Benji (babası çok iskandinav hikayesi okumuş 1800lerde evet) okuduğu kitabından başını kaldırmadan kardeşini cevapladı. "Kiminleymiş? Sevgili kardeşim, bize eksik bilgi getirerek ne kadar büyük kötülük yaptığını farkındasındır umarım!"
Ada'nın onu pek salladığı yoktu, daha eğlenceli olan diğer kardeşine döndü. "Turk, en sevdiğim kardeşim. Düğünden önce bir balo olacağı ve kasabadaki bütün kızların çağırılacağı söyleniyor. Hemen en güzel kıyafetlerimizi çıkarıp damatın arkadaşlarından kendimize koca bulmalıyız!"
Turk (evet, babası Osmanlı İmparatorluğu hayranıydı) tiz bir çığlık attı. "Hemen alışverişe çıkmalıyız! Saygıdeğer babamız Bay H'ye sorarsak bize yeterli miktarda parayı verebilir."
Bu sırada içeriye en küçük kardeşleri girdi.
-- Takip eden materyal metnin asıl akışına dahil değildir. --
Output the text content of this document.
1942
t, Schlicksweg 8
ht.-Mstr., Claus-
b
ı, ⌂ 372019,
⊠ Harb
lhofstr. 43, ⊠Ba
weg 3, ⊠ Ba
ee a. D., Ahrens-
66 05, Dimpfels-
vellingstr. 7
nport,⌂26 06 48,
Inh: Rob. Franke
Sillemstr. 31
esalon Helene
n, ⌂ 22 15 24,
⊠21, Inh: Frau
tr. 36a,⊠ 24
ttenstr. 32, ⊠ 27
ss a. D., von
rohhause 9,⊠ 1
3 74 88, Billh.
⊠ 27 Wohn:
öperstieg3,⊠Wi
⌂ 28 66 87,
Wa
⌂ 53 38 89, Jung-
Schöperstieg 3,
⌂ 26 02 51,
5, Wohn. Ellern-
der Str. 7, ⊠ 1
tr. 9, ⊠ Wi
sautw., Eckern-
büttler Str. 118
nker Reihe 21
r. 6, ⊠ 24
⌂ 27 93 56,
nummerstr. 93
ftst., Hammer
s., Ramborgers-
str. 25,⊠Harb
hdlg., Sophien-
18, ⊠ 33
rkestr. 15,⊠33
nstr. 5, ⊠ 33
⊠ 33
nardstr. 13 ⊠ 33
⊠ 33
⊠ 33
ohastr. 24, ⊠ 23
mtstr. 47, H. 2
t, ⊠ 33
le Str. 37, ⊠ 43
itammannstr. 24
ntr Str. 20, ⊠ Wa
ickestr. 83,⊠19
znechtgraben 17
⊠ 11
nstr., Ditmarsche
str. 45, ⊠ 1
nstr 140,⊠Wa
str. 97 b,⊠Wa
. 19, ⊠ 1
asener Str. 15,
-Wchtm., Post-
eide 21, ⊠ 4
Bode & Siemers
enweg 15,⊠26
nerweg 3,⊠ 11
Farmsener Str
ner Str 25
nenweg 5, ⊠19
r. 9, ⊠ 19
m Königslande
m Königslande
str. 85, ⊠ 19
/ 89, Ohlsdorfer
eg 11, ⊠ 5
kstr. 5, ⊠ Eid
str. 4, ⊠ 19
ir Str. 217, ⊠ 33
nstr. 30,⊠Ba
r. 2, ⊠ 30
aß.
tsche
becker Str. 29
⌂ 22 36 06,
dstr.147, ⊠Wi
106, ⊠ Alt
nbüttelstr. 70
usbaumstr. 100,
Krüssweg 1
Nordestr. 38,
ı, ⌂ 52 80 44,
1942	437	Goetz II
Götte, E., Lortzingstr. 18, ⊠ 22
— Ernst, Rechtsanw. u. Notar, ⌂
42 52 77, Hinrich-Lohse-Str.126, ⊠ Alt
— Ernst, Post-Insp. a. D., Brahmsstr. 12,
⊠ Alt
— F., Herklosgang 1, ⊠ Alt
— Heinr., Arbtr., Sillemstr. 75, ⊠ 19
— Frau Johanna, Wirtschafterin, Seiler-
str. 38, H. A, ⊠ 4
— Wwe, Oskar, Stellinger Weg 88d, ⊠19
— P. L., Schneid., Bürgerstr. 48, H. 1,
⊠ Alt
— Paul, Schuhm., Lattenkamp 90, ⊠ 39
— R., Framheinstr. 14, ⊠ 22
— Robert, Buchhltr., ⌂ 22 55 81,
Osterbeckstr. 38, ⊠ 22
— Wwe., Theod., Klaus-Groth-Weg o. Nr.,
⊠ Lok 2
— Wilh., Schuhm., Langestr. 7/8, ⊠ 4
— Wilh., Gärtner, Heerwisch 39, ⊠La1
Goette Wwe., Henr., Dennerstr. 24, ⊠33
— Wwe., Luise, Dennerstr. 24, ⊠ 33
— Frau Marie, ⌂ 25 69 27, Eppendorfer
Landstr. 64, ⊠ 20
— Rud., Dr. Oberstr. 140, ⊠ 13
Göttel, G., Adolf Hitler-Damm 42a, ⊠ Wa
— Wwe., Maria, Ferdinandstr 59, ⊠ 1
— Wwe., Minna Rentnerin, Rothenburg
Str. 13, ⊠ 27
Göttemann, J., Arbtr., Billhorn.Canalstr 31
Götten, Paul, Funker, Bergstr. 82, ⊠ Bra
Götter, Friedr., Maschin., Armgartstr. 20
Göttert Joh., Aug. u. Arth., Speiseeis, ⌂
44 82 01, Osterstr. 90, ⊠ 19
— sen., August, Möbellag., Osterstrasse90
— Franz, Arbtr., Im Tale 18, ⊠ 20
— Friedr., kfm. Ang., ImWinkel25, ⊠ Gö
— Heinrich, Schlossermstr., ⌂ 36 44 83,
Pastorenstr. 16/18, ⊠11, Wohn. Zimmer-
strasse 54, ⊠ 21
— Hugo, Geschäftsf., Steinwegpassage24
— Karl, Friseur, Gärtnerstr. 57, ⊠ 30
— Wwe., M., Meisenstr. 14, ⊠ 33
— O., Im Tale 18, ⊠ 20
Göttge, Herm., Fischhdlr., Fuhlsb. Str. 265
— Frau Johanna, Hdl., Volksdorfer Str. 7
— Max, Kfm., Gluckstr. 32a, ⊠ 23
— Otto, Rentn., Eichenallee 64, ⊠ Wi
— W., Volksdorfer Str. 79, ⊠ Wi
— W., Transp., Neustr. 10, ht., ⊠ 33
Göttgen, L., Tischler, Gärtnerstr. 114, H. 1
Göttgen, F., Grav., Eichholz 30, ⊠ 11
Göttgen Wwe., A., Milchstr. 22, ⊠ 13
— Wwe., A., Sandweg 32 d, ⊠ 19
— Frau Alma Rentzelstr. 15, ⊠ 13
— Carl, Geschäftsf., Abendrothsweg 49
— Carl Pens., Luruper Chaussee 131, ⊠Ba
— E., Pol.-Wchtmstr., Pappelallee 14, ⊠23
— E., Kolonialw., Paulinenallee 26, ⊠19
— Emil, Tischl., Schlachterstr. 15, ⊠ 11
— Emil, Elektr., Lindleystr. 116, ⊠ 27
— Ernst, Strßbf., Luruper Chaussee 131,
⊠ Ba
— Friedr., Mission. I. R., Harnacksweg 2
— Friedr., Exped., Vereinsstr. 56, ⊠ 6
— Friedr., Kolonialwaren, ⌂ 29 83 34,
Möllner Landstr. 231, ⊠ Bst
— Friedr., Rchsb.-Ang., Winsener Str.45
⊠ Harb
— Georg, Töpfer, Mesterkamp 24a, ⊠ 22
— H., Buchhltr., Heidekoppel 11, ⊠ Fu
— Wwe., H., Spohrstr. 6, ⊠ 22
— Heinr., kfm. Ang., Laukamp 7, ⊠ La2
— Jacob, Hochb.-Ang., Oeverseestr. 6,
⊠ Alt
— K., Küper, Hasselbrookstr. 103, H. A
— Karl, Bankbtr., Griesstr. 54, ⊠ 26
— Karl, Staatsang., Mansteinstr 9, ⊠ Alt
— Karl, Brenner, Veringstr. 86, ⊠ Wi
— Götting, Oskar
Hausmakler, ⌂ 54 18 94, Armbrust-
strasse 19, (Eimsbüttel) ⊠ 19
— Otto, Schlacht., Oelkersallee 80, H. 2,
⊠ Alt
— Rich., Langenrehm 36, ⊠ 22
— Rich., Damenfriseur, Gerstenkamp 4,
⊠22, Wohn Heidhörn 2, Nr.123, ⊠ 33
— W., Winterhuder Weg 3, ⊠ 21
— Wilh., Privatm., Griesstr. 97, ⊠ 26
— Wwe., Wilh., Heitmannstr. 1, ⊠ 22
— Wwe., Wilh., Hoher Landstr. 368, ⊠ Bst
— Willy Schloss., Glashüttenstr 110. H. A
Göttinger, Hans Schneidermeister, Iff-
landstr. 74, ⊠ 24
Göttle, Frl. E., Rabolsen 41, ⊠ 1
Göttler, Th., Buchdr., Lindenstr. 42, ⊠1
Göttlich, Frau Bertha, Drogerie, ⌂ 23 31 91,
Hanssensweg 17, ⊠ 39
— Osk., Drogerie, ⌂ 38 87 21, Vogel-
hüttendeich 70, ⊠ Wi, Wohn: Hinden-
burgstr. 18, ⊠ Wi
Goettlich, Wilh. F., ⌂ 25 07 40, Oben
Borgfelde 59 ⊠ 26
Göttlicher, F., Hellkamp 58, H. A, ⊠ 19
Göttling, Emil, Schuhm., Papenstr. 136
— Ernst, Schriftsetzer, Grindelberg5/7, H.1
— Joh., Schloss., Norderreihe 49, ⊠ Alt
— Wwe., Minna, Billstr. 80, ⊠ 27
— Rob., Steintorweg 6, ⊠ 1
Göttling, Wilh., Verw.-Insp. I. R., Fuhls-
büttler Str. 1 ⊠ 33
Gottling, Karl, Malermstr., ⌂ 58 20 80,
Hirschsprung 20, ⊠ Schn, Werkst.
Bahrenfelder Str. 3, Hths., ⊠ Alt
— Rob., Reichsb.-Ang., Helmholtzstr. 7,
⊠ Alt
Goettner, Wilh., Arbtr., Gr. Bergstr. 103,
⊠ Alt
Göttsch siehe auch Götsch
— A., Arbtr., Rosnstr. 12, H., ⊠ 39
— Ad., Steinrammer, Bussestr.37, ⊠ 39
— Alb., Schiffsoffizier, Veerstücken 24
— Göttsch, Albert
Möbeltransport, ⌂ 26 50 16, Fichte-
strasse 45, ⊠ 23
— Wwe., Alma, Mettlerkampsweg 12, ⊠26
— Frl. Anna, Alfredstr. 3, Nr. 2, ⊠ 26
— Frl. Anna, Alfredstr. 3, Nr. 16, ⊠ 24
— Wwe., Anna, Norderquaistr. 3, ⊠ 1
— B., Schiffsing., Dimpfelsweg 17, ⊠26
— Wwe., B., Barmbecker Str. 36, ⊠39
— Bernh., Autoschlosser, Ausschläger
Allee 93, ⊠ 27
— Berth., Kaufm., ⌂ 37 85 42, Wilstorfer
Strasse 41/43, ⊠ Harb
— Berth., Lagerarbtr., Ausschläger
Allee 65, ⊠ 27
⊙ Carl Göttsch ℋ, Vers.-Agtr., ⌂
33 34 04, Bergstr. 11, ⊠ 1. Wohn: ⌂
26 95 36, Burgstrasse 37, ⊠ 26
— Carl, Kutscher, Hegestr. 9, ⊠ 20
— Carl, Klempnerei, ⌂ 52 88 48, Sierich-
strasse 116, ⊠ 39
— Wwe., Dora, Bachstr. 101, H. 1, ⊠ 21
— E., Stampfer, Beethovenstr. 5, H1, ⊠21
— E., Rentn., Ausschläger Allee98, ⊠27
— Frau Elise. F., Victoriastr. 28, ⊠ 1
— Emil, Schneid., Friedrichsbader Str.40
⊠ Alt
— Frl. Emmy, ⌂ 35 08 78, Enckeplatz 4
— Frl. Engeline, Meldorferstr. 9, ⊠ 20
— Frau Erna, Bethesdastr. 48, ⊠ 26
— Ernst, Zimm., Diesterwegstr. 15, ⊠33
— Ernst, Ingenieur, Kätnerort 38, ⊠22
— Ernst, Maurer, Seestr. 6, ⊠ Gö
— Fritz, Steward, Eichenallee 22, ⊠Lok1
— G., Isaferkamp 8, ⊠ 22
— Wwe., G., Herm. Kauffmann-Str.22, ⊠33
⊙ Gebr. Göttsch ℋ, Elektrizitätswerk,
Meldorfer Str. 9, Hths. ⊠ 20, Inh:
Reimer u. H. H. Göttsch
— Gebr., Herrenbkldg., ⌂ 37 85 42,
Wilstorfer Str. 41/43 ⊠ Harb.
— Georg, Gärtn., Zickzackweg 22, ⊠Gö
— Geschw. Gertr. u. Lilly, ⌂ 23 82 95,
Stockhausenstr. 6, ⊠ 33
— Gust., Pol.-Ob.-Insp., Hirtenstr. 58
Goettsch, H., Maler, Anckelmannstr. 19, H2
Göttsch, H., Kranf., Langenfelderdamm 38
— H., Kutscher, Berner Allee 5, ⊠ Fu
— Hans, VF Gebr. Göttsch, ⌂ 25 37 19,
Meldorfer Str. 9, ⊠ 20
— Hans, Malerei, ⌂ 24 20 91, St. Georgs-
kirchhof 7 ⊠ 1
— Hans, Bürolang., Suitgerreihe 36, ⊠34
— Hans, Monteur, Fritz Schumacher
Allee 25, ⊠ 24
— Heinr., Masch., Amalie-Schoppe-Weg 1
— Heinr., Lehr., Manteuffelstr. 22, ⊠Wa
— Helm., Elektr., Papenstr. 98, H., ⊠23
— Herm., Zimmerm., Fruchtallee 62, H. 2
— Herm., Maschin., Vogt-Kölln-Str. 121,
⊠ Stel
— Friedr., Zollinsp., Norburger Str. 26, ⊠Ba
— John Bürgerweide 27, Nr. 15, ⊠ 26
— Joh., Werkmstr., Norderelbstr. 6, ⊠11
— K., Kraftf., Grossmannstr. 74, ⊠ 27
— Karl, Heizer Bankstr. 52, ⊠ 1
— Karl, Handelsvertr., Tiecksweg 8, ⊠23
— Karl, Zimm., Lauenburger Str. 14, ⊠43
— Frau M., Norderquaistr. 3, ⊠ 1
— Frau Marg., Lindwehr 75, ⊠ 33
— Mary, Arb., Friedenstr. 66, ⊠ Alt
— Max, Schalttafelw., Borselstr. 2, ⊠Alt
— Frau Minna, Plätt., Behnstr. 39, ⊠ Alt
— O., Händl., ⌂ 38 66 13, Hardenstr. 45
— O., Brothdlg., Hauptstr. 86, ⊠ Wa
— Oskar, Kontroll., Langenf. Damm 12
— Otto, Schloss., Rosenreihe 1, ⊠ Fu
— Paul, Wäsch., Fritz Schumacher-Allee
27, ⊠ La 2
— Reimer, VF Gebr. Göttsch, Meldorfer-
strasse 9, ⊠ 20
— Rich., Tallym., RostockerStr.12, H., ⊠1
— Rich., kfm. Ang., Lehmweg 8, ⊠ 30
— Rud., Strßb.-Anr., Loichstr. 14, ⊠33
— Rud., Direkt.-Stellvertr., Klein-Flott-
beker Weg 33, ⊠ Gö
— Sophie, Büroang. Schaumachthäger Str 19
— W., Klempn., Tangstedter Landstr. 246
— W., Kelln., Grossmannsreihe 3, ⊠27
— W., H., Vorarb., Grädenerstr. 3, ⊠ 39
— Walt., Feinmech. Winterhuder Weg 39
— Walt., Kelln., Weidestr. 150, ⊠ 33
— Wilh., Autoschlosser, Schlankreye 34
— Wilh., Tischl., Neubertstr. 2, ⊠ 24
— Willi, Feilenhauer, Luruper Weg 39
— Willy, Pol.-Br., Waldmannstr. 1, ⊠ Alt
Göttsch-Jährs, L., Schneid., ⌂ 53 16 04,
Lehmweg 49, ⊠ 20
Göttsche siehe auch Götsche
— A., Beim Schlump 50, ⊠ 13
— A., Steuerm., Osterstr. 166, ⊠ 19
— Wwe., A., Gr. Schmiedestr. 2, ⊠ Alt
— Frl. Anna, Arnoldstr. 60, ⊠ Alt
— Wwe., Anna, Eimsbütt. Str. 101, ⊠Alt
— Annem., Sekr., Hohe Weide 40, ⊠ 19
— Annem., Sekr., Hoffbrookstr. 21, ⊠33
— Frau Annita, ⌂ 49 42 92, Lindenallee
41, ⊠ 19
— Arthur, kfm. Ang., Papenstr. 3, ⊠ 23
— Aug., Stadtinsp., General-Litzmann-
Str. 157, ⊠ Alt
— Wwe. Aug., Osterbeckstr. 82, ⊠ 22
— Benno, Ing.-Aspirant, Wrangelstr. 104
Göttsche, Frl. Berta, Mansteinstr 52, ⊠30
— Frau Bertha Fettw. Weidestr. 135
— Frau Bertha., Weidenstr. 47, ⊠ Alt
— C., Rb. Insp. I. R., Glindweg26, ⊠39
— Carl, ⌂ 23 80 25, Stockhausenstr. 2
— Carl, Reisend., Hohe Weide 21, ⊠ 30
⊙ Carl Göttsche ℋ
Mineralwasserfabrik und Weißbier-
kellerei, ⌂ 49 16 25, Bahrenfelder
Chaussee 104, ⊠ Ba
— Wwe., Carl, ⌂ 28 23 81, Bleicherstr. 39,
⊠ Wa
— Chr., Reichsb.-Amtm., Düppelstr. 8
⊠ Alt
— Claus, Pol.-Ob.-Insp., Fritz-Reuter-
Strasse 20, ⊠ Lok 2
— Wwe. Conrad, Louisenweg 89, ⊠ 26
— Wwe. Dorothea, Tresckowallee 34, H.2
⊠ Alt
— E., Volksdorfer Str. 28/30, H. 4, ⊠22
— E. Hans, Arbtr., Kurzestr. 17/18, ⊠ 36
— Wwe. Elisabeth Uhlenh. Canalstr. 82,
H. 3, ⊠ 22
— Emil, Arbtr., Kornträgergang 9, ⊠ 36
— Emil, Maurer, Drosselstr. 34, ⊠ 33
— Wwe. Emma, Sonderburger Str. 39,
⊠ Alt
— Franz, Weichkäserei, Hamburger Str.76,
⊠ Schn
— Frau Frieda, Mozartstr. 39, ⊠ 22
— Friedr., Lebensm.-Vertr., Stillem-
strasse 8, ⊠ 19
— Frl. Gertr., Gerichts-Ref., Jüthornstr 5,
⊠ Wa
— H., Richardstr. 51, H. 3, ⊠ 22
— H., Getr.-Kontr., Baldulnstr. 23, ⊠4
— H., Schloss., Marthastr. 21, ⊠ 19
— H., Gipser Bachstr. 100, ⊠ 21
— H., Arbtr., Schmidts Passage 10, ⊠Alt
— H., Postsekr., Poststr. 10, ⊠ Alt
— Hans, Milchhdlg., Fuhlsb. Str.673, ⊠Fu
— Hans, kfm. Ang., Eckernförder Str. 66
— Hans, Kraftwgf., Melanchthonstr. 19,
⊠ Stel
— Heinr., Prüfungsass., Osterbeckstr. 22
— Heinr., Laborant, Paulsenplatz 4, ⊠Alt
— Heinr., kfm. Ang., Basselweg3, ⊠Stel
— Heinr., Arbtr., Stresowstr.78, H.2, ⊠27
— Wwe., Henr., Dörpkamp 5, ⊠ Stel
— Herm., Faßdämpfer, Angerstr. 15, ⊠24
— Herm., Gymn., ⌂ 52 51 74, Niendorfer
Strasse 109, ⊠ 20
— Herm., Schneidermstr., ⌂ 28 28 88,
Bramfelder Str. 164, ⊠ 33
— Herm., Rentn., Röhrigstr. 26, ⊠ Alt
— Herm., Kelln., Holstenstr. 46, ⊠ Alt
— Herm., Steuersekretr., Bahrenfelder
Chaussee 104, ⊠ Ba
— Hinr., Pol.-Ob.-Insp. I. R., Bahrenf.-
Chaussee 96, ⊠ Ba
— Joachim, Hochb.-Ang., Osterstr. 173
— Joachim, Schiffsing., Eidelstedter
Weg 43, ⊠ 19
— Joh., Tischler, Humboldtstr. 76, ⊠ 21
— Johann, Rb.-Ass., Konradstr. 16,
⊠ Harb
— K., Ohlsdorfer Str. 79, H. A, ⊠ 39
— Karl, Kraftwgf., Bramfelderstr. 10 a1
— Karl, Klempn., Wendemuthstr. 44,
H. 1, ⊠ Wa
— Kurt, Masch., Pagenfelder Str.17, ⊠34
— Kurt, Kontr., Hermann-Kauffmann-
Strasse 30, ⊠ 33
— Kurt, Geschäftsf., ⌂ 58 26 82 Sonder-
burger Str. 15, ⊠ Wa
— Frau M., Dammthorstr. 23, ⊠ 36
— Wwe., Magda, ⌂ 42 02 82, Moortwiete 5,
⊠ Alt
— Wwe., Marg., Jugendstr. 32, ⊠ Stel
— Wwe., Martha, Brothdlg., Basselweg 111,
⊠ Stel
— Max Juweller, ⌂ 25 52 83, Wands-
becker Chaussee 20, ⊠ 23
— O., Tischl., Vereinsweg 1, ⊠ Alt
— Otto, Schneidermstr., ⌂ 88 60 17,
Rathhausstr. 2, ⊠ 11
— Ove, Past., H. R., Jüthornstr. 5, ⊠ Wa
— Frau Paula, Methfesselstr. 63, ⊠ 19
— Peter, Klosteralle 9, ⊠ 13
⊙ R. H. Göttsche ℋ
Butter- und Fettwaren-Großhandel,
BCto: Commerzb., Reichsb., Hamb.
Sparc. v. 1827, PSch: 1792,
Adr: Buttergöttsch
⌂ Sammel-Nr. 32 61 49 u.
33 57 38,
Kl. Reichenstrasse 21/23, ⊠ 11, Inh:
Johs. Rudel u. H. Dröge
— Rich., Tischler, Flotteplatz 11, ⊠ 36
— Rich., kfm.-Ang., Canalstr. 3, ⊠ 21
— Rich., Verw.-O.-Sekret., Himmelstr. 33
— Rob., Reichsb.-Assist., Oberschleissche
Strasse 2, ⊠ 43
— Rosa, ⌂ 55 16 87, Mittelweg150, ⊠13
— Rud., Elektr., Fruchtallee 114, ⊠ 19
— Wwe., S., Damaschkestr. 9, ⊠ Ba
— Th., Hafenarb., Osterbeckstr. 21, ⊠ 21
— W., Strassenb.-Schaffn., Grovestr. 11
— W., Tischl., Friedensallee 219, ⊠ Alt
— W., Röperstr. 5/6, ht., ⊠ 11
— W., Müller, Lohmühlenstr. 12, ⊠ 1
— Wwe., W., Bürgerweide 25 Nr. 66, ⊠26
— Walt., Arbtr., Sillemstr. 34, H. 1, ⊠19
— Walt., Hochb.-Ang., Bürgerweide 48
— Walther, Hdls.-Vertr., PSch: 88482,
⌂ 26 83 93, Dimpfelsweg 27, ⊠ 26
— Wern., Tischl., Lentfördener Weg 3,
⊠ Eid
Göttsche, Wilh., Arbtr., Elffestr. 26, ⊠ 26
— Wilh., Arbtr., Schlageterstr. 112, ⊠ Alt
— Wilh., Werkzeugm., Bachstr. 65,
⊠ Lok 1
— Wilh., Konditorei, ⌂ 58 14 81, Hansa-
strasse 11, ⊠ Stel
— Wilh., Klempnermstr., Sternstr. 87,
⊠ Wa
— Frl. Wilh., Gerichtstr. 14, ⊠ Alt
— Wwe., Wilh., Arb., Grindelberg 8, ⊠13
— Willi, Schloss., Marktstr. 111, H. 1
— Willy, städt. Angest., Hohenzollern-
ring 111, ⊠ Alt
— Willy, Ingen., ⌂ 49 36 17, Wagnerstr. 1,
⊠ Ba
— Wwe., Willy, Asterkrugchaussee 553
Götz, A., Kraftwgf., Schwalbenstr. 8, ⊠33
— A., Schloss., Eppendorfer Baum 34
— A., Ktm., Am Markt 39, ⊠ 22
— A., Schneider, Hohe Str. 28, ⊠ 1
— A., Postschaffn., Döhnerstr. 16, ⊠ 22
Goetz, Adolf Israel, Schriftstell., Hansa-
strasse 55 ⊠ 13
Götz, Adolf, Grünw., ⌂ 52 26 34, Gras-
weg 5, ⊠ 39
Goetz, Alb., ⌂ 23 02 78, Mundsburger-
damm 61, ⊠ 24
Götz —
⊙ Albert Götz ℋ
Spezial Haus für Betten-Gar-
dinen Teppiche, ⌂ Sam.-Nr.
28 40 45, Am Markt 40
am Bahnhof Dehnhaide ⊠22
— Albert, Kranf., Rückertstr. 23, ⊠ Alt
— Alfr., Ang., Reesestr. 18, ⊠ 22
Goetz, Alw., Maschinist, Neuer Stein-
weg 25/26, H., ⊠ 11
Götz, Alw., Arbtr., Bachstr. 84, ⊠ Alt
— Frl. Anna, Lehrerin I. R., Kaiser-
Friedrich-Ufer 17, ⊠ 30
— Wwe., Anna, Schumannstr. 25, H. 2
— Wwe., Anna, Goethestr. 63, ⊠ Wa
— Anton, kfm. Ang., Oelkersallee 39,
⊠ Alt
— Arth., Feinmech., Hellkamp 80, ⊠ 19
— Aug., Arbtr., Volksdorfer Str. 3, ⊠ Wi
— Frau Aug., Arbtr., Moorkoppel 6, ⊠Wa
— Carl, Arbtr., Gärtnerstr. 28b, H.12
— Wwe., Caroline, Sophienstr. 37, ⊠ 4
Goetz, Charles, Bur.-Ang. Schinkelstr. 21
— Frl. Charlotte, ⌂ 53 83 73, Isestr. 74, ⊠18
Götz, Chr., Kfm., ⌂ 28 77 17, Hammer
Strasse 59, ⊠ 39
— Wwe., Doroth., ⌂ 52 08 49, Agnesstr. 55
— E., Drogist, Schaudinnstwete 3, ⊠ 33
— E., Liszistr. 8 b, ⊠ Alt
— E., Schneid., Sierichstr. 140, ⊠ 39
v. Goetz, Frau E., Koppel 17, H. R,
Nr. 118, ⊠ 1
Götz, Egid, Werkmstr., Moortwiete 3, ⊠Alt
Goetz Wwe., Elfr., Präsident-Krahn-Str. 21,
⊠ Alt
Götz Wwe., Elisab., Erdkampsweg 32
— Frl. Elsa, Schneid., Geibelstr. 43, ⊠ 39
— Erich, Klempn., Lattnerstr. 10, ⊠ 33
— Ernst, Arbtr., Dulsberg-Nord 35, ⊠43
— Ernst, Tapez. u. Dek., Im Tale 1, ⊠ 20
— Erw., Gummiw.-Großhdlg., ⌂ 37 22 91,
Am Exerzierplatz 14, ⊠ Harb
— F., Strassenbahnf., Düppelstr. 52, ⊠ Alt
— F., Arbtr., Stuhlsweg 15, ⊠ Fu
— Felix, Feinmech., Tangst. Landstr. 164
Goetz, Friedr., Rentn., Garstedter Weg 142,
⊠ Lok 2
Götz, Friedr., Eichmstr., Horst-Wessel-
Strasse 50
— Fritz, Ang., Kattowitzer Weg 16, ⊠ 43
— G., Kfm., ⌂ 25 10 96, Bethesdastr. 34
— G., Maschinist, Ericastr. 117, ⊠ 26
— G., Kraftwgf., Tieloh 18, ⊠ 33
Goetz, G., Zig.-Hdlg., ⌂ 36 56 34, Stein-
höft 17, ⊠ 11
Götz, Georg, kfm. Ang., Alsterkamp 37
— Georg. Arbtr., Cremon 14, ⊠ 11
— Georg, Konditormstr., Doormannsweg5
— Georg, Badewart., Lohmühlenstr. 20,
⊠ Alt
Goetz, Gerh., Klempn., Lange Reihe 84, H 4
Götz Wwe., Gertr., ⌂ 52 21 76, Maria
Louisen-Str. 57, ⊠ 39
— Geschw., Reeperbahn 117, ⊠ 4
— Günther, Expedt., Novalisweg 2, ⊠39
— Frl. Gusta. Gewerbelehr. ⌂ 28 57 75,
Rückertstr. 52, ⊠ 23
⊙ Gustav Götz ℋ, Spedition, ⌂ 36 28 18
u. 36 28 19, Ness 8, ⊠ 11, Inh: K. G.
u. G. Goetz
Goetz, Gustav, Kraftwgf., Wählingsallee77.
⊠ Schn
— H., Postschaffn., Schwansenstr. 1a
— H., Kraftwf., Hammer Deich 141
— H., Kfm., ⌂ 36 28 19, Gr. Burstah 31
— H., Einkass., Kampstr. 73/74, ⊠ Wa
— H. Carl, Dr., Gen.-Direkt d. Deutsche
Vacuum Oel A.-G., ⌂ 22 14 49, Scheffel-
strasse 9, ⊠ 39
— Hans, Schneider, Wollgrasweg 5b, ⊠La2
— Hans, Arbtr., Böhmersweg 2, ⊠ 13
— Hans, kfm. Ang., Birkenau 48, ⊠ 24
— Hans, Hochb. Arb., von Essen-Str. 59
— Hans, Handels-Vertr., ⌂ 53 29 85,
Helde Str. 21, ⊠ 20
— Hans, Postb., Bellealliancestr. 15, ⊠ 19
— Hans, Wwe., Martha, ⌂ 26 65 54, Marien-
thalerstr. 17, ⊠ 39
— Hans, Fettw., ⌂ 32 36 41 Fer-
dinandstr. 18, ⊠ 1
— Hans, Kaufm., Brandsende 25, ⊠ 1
Kendisi, ablalarından küçük olsa da onlardan daha kıpır kıpır ve her şeyi takip etmeye çalışırdı. "Duydunuz mu kardeşlerim, Düşes'in kızı biriyle evleniyormuş!"
Benji, yine başını kitabından kaldırmadan yanıtladı. "Babam adınızı Maara koyduğu için ne kadar mutlu olduğumu kelimelere dökemiyorum sevgili kardeşim."
Maara, ablalarına verecek bir cevap bulamayınca soluğu komşularının evinde aldı. Tuhaftı, bu kasabada herkesin kız çocuğu oluyordu. Erkek sayısı 4 tane falandı.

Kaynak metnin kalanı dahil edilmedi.